The Climate Clock project began with an autocorrelation. An autocorrelation, which did not behave as expected. It had a steep slope which told us that we can only calculate one year ahead, in the darkness of the future. Then I see a small bump at the end of the autocorrelation. It cannot be possible. I had expected a bell-shaped course. The autocorrelation told me that Norwegian Arctic recruits in tact, in periods of 6 years. Could it really be possible?
The fishing industry has always been the mainstay of economic development and settlement along the Norwegian coast. At the same time, it has been a capricious industry, where good years are followed by bad years. After some good years in the 1950s and 1960s, there were bad years in the 1970s and 1980s. A period that created major challenges in the fishing industry and the maritime industrial cluster in North-West Norway. Then came the 1990s with new growth in the cod population. The new growth created new optimism. The time had come to build a new modern fishing fleet.
In the autumn of 1994, I participated in a life cycle analysis of a new modern trawler. The bank had created an income model since the biomass of Norwegian Arctic cod will increase over the next five years. It made me ask a critical question. “How can the bank know that growth in biomass will continue to grow the next five years?” I found the Norwegian Marine Research Institute’s report in the library, read the data for Norwegian Arctic cod briefly, wrote a computer program and calculated the autocorrelation. It was all done in just an hour.
What the survey reveals
The autocorrelation showed that we know nothing about the future of the cod stock, beyond a period of just one year. This means that we know nothing about expected future quotas and future income. We can only calculate expected costs. The calculation of the trawler’s life cycle was based on a large uncertainty. My first thought was that if I tell this, it will ruin the whole project. At the same time, the autocorrelation had an unexpected peak at 6-7 years. This created an uncertainty about the result. At the same time, it created an opportunity. It revealed that the cod stock may have a periodic recruitment. Investments in the fishing industry can be compared to investing on the stock exchange. The trick is to find the time, when you are faced with boom times. If the timing of the period’s growth is known, income will be created during an upturn. If you arrive too late, you face a down time. A 6-year cycle in the cod population was a very important discovery. One can predict upswings and downswings.
The autocorrelation
When we study a data series, it is inadvisable to see upcoming upswings or downswings. We therefore need some methods to be able to understand the characteristics of the variation. A data series y(t) can be composed of three properties: y(t) = a*y(t-1) + n(t) + cos(wt). In this simple model, a*y(t-1) represents a form of inertia in change from one year to the next, n(t) represents a random change from an unknown source and cos(wt) represents periodic change. Autocorrelation is defined as: Ryy(m) = E[y(t)y(t+m)]. So the mean value of the product y(t)y(t+m), where m represents the distance between two points in time. If the autocorrelation falls quickly, it is a sign that there are large random variations from one year to the next. We cannot therefore rely on a forecast of future development. If the data series has a period cos(wt), the period time will give peaks in the autocorrelation in accordance with the period time.
The result
The autocorrelation revealed that there is something in nature that causes the entire population to recruit more in periods of 6 years. This has taken place since the measurements began in 1946. This means that there is a stationary 6-year cycle in the cod stock, which will continue for the foreseeable future. The scope of a stationary 6-year cycle is that a good cohort will reinforce recruitment in 6 years. Biomass will then be able to grow in predictable periods of [1, 2, 3,…]6 = [6, 12, 18,…] years. This means that we can expect to find longer periodic changes in the cod population. This may explain why there are good years and bad years in the fishing industry.

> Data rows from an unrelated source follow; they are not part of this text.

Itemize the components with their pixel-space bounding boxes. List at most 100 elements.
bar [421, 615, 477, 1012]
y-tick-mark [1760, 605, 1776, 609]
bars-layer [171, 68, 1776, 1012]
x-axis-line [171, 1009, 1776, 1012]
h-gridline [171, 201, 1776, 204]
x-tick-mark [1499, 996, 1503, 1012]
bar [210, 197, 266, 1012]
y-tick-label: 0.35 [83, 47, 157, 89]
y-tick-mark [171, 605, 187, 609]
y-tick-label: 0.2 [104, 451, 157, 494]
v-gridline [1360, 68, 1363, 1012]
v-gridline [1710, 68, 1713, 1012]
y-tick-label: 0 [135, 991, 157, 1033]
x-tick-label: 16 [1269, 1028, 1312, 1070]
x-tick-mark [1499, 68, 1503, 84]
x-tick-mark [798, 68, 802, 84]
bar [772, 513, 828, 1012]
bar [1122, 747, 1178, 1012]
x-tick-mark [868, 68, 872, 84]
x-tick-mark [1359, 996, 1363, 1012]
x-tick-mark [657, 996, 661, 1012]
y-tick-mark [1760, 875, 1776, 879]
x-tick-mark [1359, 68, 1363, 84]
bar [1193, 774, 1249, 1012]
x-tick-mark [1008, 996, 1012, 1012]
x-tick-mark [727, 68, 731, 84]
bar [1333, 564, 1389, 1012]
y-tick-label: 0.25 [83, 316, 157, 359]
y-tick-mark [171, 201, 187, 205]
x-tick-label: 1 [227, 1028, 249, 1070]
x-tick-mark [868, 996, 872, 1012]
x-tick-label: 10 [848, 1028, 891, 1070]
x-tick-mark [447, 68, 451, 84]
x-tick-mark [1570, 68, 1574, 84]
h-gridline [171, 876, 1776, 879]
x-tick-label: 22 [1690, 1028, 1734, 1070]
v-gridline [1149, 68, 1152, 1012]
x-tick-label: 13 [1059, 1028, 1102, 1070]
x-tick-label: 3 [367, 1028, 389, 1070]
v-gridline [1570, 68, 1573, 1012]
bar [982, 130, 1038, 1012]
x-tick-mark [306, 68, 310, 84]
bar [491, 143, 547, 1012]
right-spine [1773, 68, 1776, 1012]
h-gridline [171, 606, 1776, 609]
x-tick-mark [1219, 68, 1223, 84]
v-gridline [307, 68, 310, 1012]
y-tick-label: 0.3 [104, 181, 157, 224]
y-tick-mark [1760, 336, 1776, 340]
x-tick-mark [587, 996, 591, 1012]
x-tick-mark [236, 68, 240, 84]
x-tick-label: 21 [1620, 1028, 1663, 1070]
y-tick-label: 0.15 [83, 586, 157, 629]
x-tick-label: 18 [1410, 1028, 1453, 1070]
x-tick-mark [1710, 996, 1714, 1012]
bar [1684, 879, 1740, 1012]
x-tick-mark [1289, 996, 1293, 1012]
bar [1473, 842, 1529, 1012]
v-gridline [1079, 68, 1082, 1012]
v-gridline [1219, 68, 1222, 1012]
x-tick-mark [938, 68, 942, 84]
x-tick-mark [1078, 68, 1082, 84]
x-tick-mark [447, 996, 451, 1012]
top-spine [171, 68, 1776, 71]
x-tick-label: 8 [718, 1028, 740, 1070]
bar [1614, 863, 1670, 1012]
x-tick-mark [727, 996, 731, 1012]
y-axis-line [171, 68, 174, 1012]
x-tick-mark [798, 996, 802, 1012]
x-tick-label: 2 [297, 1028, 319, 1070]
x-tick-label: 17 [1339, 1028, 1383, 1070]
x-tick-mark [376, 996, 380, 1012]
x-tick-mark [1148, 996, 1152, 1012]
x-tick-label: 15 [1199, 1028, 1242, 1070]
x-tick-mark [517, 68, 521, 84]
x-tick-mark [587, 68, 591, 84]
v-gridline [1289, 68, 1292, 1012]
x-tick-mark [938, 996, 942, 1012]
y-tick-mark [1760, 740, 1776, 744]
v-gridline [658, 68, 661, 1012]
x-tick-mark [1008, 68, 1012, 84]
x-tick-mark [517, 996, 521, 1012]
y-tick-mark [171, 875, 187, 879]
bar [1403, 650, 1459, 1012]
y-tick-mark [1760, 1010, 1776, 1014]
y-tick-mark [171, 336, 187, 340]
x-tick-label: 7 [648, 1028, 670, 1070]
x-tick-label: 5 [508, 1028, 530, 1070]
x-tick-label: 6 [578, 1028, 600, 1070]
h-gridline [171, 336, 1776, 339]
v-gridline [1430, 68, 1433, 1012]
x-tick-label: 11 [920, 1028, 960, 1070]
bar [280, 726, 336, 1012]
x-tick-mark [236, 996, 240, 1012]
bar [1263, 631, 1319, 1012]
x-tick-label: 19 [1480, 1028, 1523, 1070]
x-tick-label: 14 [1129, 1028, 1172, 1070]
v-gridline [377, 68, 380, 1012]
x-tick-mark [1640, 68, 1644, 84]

A 6-year cycle in the cod stock was unknown to the trawler’s owners. The cycle was also unknown to the Marine Research Institute. It is not something that is constant in the ecosystem. Nor can the biomass decide to recruit for periods of 6 years. There must therefore be something in nature, outside the biomass, which causes periodic changes in the cod population. An unknown source, which no one has heard of. An unknown source, which affects the fishing industry in good years and bad years. This source must have a first cause. I decided to find out what this could be. Fortunately, I had no idea what a formidable subject I would reveal.
30 years later
It’s been 30 years. The fishing industry has gained a new generation of skippers. Some of them have started reading my blog and newspaper articles. This leads to me being invited to give a lecture at Skipper-conference 2023. My lecture is:
Cycles in marine eco systems
After the lecture, I get questions about whether this is controversial. I answer that a researcher’s task is not to be popular, but to tell the facts in data. The facts in the data show that it is nature that rules the climate. The fishing industry can now expect a colder climate period, with reduced growth in the Barents Sea.